Chiffres clés (source HP)
X
Monde
France
Chiffre d'affaires
(en mds d'euros)
61
(2003)
8
(2004)
Effectifs
150.000
5.000

Avec trois années de recul, quel bilan tirez-vous de la fusion entre HP et Compaq ?
Patrick Starck. Trois ans après la fusion, l'entreprise est intégrée et son positionnement est cohérent. Le bilan est très positif. La fusion se justifiait par les besoins de consolidation du secteur. Il nous fallait réaliser des économies d'échelle. Après la fusion HP-Compaq, de nombreuses autres fusions ou acquisitions sont intervenues sur le marché : IBM et PricewaterhouseCoopers en juillet 2002, Veritas et Symantec en décembre 2004), Oracle et People Soft en décembre 2004… La fusion nous a permis d'avoir une longueur d'avance. Notre positionnement sur le marché fait de nous un acteur unique. Sur tous les marchés, nous avons une position stratégique, de premier ou deuxième. Nous avons une vision d'industriel, c'est-à-dire que nous considérons que notre présence sur tous les marchés du traitement numérique de l'information représente un avantage compétitif. Nous sommes le seul acteur de taille mondial présent sur tous les marchés : le grand public, les PME et les grandes entreprises. Cela nous conduit à fabriquer aussi bien des appareils photos numériques que des supercalculateurs pour la modélisation thermonucléaire.

Comment la fusion a-t-elle changé la culture d'entreprise ?
Le corps social de HP provient de trois origines : HP avant la fusion, Compaq et HP après la fusion. Cette fusion a été pilotée au sein d'un culture d'entreprise commune. Les deux entités avaient une culture anglo-saxonne, qui suppose une grande spontanéité de la relation et moins de rigidité dans la hiérarchie. Les deux entités avaient aussi la culture du client. Enfin, tous les acteurs étaient conscients que la culture devait évoluer. Les fondamentaux restent, mais ils changent dans leur expression pour s'adapter aux clients et à la concurrence. Nous avons réussi à marier la culture d'ingénieur qui caractérisait HP, et donc d'innovation technologique, de maîtrise et de conceptualisation des processus, avec la réactivité commerciale et l'efficacité marketing de Compaq.

Quels conseils donneriez-vous à un chef d'entreprise pilotant une fusion ?
Il s'agit de ma troisième intégration, après Tandem en 1997 et Digital en 1998- 1999. Sur un marché qui évolue vite, une fusion doit être mise en œuvre très rapidement. Il n'y a rien de pire que de garder les deux activités en parallèle trop longtemps. La stratégie doit être comprise de tous, pour éviter de prendre du retard sur son marché. L'activité doit continuer. Il faut suivre une stratégie d'intégration claire et la communiquer à ses clients. Chez HP, nous avons réalisé en une année l'intégration juridique et sociale ainsi que la restructuration. Tout a été renégocié. Aujourd'hui, les collaborateurs n'ont qu'un seul statut social.
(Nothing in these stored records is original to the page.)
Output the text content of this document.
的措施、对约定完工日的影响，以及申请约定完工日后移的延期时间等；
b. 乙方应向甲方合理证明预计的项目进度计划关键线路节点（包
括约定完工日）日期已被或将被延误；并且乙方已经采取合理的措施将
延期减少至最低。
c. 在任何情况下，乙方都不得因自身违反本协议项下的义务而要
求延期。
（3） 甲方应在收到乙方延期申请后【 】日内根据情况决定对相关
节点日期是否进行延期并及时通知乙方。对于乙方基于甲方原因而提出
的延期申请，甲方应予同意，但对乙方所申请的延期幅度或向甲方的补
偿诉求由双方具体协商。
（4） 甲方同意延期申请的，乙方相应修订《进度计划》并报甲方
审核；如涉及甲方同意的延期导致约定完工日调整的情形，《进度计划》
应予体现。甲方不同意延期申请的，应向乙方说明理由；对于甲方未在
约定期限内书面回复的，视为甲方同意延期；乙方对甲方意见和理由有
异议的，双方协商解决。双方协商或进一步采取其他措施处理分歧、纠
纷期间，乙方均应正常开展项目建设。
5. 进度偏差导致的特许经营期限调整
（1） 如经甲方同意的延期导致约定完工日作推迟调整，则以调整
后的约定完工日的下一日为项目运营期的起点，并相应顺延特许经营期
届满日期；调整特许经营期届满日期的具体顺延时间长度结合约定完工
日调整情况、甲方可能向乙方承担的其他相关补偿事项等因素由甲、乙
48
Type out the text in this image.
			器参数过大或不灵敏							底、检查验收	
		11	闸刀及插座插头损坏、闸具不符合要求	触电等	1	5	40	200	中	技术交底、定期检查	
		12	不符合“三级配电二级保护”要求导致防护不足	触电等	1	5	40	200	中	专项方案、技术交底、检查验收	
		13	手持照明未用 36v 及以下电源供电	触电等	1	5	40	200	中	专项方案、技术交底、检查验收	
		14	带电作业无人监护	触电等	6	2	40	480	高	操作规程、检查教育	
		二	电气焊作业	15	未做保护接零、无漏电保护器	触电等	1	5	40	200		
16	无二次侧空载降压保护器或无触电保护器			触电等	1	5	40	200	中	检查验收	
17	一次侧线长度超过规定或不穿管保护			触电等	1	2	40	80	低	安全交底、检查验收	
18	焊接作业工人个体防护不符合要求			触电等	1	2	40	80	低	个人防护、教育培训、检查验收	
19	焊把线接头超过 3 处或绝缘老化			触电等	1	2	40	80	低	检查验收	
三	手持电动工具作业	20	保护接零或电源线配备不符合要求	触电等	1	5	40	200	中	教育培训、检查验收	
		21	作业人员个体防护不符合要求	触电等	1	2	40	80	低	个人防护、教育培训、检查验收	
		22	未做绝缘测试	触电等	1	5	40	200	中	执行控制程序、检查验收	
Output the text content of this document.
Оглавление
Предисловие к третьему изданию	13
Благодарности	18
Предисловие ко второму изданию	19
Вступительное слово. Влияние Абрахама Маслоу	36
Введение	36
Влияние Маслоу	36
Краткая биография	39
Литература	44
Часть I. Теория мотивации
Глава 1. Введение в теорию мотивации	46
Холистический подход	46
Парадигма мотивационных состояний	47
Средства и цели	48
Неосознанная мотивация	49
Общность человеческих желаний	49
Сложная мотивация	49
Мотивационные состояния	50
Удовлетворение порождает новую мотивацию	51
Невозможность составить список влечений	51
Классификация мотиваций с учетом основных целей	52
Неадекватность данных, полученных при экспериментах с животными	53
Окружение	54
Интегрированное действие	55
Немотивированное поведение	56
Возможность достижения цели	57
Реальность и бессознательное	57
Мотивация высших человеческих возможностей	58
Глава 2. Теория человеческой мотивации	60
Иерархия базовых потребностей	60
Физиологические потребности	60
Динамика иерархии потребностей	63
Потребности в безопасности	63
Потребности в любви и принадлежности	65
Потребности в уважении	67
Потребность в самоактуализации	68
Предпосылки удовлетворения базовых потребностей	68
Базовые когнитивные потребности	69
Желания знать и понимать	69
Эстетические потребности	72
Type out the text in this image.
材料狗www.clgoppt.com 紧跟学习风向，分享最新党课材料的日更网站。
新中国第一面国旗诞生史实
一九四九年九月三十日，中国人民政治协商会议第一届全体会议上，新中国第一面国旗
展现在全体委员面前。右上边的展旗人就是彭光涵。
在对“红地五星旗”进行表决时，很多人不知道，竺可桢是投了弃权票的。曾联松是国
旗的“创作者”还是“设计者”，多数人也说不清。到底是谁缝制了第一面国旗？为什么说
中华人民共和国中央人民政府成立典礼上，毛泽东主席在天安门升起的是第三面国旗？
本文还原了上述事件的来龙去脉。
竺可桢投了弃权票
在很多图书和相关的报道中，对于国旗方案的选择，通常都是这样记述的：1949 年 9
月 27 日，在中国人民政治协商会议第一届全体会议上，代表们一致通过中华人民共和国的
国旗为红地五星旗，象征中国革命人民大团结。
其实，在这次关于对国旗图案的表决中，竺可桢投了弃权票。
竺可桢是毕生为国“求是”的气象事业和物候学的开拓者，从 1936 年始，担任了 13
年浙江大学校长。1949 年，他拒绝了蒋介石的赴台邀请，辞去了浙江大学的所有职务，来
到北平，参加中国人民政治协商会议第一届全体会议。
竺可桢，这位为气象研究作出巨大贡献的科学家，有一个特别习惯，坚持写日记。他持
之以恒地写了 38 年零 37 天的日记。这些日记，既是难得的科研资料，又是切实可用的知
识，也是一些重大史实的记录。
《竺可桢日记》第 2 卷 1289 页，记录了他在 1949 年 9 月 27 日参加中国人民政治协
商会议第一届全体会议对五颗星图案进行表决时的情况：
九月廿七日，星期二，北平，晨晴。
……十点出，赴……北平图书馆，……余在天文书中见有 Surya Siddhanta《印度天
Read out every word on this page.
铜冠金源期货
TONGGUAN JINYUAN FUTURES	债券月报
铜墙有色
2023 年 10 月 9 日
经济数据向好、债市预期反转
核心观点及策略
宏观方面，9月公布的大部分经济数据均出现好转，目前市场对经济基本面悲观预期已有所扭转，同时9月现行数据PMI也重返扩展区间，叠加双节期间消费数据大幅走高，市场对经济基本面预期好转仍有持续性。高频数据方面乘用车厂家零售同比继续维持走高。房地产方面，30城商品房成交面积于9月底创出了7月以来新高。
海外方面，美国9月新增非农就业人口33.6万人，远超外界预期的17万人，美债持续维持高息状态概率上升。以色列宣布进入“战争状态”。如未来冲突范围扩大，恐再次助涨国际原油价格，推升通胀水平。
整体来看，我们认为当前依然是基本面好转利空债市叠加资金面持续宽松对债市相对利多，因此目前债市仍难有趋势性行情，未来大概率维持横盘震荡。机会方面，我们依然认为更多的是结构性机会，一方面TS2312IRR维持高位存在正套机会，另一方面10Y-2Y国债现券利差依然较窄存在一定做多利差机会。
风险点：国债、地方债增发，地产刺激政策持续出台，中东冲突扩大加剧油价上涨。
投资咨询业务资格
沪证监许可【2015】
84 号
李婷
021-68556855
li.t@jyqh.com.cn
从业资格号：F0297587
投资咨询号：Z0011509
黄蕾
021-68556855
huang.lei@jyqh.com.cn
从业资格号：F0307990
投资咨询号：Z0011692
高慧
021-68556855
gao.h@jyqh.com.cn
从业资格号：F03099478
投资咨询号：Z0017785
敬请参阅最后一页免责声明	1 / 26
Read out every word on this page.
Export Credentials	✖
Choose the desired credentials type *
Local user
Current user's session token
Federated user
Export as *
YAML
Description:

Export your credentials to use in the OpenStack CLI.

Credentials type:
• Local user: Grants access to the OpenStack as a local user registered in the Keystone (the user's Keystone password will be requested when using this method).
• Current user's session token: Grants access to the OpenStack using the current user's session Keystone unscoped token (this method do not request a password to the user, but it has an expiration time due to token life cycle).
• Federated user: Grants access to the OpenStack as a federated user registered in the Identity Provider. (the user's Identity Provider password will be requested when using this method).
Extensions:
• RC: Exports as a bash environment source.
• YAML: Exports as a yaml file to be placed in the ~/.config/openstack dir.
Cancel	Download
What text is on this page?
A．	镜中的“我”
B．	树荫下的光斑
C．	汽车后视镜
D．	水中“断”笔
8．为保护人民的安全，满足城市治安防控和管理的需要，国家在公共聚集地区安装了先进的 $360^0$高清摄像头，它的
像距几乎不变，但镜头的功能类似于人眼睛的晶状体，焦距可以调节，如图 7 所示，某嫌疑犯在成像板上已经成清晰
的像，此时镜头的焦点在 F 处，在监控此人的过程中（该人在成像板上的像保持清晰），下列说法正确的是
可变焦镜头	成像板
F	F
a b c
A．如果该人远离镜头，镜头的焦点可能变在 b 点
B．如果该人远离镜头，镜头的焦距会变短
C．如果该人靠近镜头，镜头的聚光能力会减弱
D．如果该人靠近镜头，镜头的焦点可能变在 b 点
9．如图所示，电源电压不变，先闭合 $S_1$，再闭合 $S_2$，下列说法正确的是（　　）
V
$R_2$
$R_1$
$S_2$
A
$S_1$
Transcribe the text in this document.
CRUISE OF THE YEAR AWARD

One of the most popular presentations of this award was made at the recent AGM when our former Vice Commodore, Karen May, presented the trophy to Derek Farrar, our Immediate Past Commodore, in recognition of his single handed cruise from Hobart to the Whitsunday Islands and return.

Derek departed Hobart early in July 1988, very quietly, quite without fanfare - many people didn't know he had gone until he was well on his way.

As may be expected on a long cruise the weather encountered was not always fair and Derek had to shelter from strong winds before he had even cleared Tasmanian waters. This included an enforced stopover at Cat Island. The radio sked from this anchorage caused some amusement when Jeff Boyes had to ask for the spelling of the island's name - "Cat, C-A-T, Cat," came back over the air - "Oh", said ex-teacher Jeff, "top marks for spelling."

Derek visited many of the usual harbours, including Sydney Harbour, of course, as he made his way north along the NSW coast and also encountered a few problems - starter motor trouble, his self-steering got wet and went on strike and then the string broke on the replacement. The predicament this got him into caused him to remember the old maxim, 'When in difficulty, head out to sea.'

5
Quels sont aujourd'hui les grands enjeux sur le plan des ressources humaines pour HP ?
Le principal enjeu de HP consiste à s'assurer du développement des compétences des collaborateurs. Dans les hautes technologies, le marché évolue très vite. Il faut donc être constamment à l'écoute et anticiper les besoins en compétences. Et pour développer les compétences, nous proposons des formations sous forme de cours magistraux et de cours à distance via l'intranet, ce qui offre une plus grande souplesse.


Nous rentrons dans une phase d'investissement"

Dépendez-vous directement de la maison mère ? Quelle est votre marge de manœuvre ?
HP est réparti selon trois grandes régions géographiques : les Amériques, l'Europe, le Moyen-Orient et l'Afrique et, enfin, l'Asie Pacifique. Je réponds donc à la direction Europe. Notre groupe suit une stratégie globale. La ligne de produits se définit au niveau mondial et chaque pays décline ensuite la stratégie.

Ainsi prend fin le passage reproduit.